Many Israelis who do not follow events beyond our immediate neighborhood were surprised and even shocked by the American pullout from Afghanistan and its abandonment to the mercies of the Taliban, an Islamist terror organization.
Scenes of Afghans fearing for their lives and convoys of refugees pouring out of the country are heart wrenching, indeed, and the western countries who were involved should do their utmost to absorb refugees who are running for their life. However, the events should surprise no one, nor is there any reason to accuse the Biden administration of abandonment (although intelligence forecasts of the immediate repercussions appear to have been flawed). One can however certainly blame those who thought it would be possible to change Iraq and Afghanistan and forcibly impose on them Western values.
Since the 9/11 attack on the Twin Towers and the Pentagon 20 years ago, and the US invasion of Iraq and Afghanistan, most Americans have gradually realized the extent of the fiasco. Despite the heavy loss of life and the astronomic sums it invested, the US failed to achieve sustainable, organic change.
What is more, democratic states operate differently than what countries like Russia, for example, can do in places like Syria. The US cannot adopt such methods, which are incompatible with American values and public opinion.
The US response to 9/11 was justified and would have remained popular for years had it been confined to dealing a significant blow to al-Qaeda and its perpetrators. Bin Laden’s eventual assassination in Pakistan, authorized by Obama, came a decade after the Bush administration ordered the invasion of Afghanistan, plunging the US military into the Afghan swamp.
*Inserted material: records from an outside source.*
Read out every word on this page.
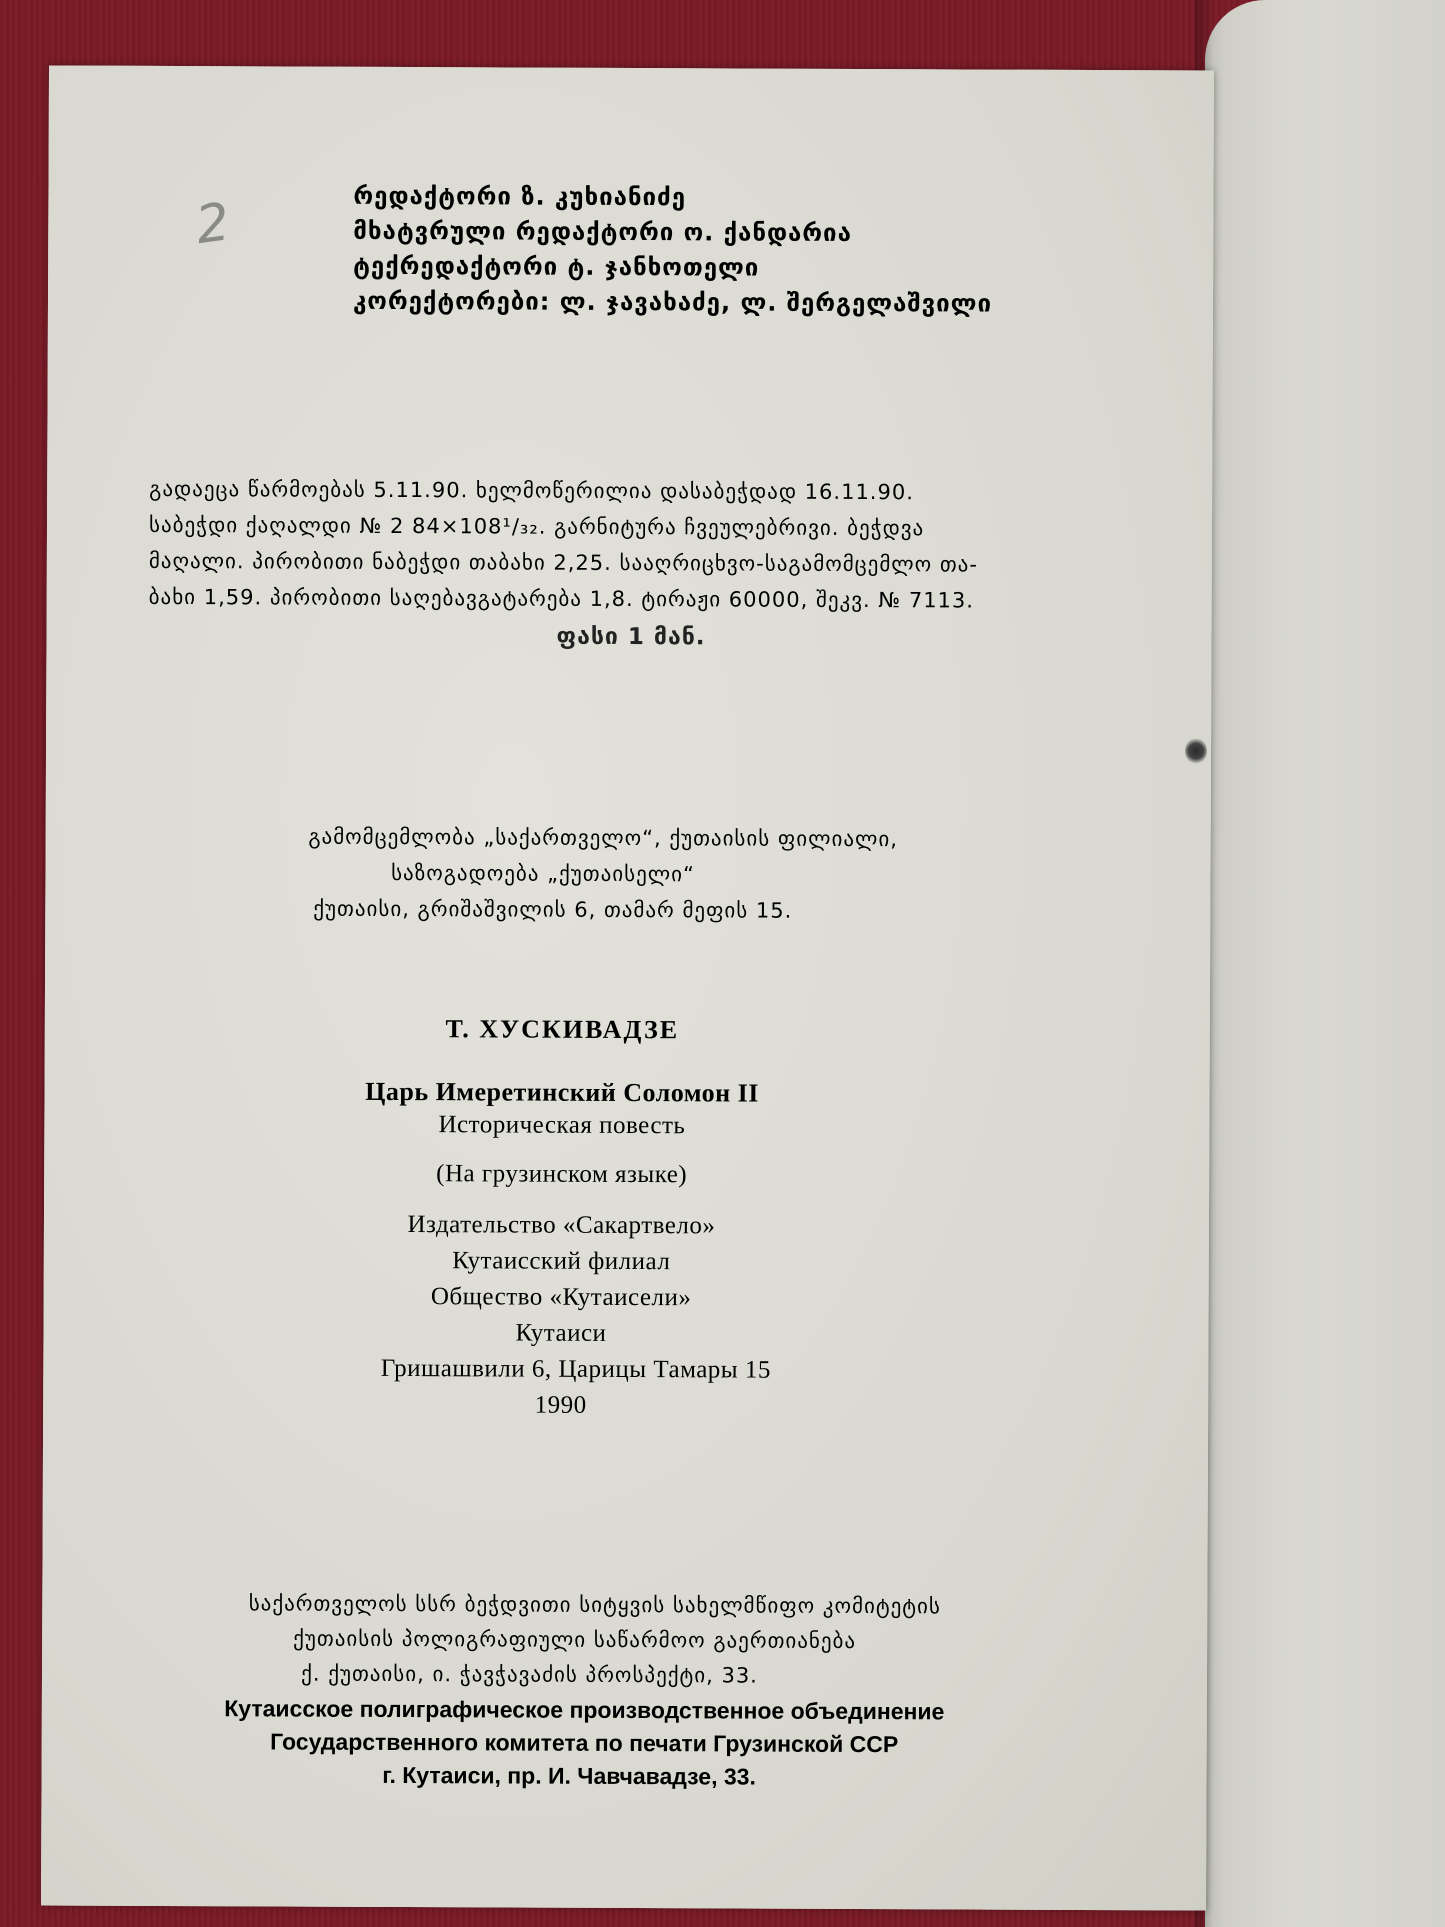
2	რედაქტორი ზ. კუხიანიძე
მხატვრული რედაქტორი ო. ქანდარია
ტექრედაქტორი ტ. ჯანხოთელი
კორექტორები: ლ. ჯავახაძე, ლ. შერგელაშვილი
გადაეცა წარმოებას 5.11.90. ხელმოწერილია დასაბეჭდად 16.11.90.
საბეჭდი ქაღალდი № 2 84×108¹/₃₂. გარნიტურა ჩვეულებრივი. ბეჭდვა
მაღალი. პირობითი ნაბეჭდი თაბახი 2,25. სააღრიცხვო-საგამომცემლო თა-
ბახი 1,59. პირობითი საღებავგატარება 1,8. ტირაჟი 60000, შეკვ. № 7113.
ფასი 1 მან.
გამომცემლობა „საქართველო“, ქუთაისის ფილიალი,
საზოგადოება „ქუთაისელი“
ქუთაისი, გრიშაშვილის 6, თამარ მეფის 15.
Т. ХУСКИВАДЗЕ
Царь Имеретинский Соломон II
Историческая повесть
(На грузинском языке)
Издательство «Сакартвело»
Кутаисский филиал
Общество «Кутаисели»
Кутаиси
Гришашвили 6, Царицы Тамары 15
1990
საქართველოს სსრ ბეჭდვითი სიტყვის სახელმწიფო კომიტეტის
ქუთაისის პოლიგრაფიული საწარმოო გაერთიანება
ქ. ქუთაისი, ი. ჭავჭავაძის პროსპექტი, 33.
Кутаисское полиграфическое производственное объединение
Государственного комитета по печати Грузинской ССР
г. Кутаиси, пр. И. Чавчавадзе, 33.
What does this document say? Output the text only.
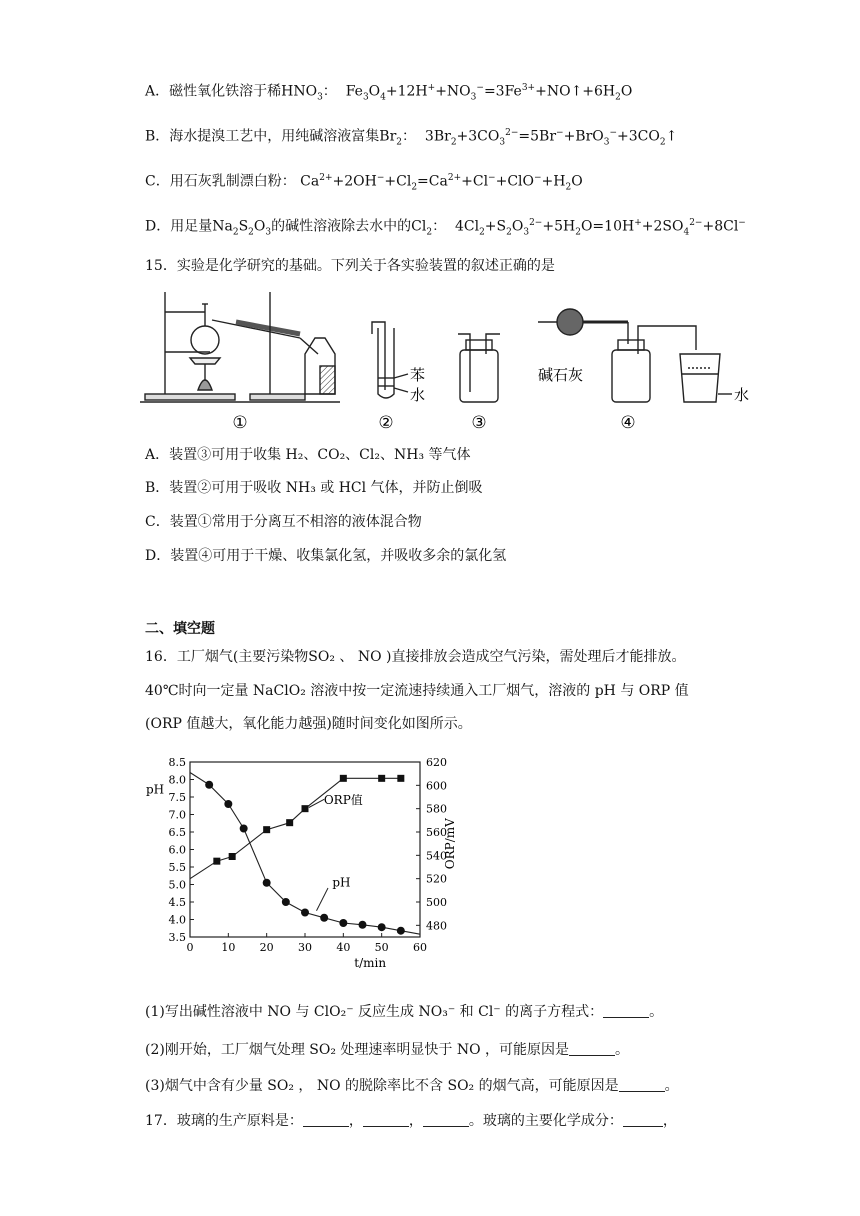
A．磁性氧化铁溶于稀$HNO_3$：  $Fe_3O_4+12H^++NO_3^-=3Fe^{3+}+NO↑+6H_2O$
B．海水提溴工艺中，用纯碱溶液富集$Br_2$：  $3Br_2+3CO_3^{2-}=5Br^-+BrO_3^-+3CO_2↑$
C．用石灰乳制漂白粉： $Ca^{2+}+2OH^-+Cl_2=Ca^{2+}+Cl^-+ClO^-+H_2O$
D．用足量$Na_2S_2O_3$的碱性溶液除去水中的$Cl_2$：  $4Cl_2+S_2O_3^{2-}+5H_2O=10H^++2SO_4^{2-}+8Cl^-$
15．实验是化学研究的基础。下列关于各实验装置的叙述正确的是
苯
水
碱石灰
水
①	②	③	④
A．装置③可用于收集 H₂、CO₂、Cl₂、NH₃ 等气体
B．装置②可用于吸收 NH₃ 或 HCl 气体，并防止倒吸
C．装置①常用于分离互不相溶的液体混合物
D．装置④可用于干燥、收集氯化氢，并吸收多余的氯化氢
二、填空题
16．工厂烟气(主要污染物SO₂ 、 NO )直接排放会造成空气污染，需处理后才能排放。
40℃时向一定量 NaClO₂ 溶液中按一定流速持续通入工厂烟气，溶液的 pH 与 ORP 值
(ORP 值越大，氧化能力越强)随时间变化如图所示。
3.5
4.0
4.5
5.0
5.5
6.0
6.5
7.0
7.5
8.0
8.5
480
500
520
540
560
580
600
620
0	10 20 30 40 50 60
t/min
pH
ORP/mV
ORP值
pH
(1)写出碱性溶液中 NO 与 ClO₂⁻ 反应生成 NO₃⁻ 和 Cl⁻ 的离子方程式：	。
(2)刚开始，工厂烟气处理 SO₂ 处理速率明显快于 NO ，可能原因是	。
(3)烟气中含有少量 SO₂ ， NO 的脱除率比不含 SO₂ 的烟气高，可能原因是	。
17．玻璃的生产原料是：	，	，	。玻璃的主要化学成分：	，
There is a difference between the presumption of change in Iraq and Afghanistan. The occupation of Afghanistan was carried out by an international coalition and involved many arms of the administration, not just the military. Nonetheless, it was still a failure.
The important lesson of the Afghan saga and previous foreign interventions is the limitations of power and of attempts to “instill order” in other countries. This is a lesson that we Israelis must also take to heart remembering that we left Lebanon and Gaza after a prolonged and unnecessary presence. Amazingly, some among us still want the IDF to retake Gaza and “sort out the mess” there, as if this is a realistic option, and despite the bitter lesson that the cost in lives and resources is totally disproportionate to any benefit.
I want to stress that I am no pacifist. I believe that a strong US military makes the world a better place. Israel, too, would be a lot less secure without the might of the IDF and US backing, while prospects of achieving peace would be reduced.
The US achieved its international standing not only by having the strongest army in the world, but also because of the Marshall Plan and the alliances it forged in Europe, Asia and the Middle East. The US established a system of international organizations and exerted its influence through the soft power of the dollar, Silicon Valley and Hollywood.
We should call on the US to bolster its alliances, especially in our region, where pro-Western regimes are crying out for US leadership to confront Islamists and the Ayatollahs’ regime in Tehran, and with which it can lead a regional approach to resolving the conflict with the Palestinians.
The military has a defensive (the Israel Defense Forces, remember?) and deterrent role, and the use of force is occasionally justified. But it is important to realize that to achieve our long-term goals we cannot rely on military power alone; we must strengthen the muscle that we have allowed to atrophy over the years of diplomacy and soft power.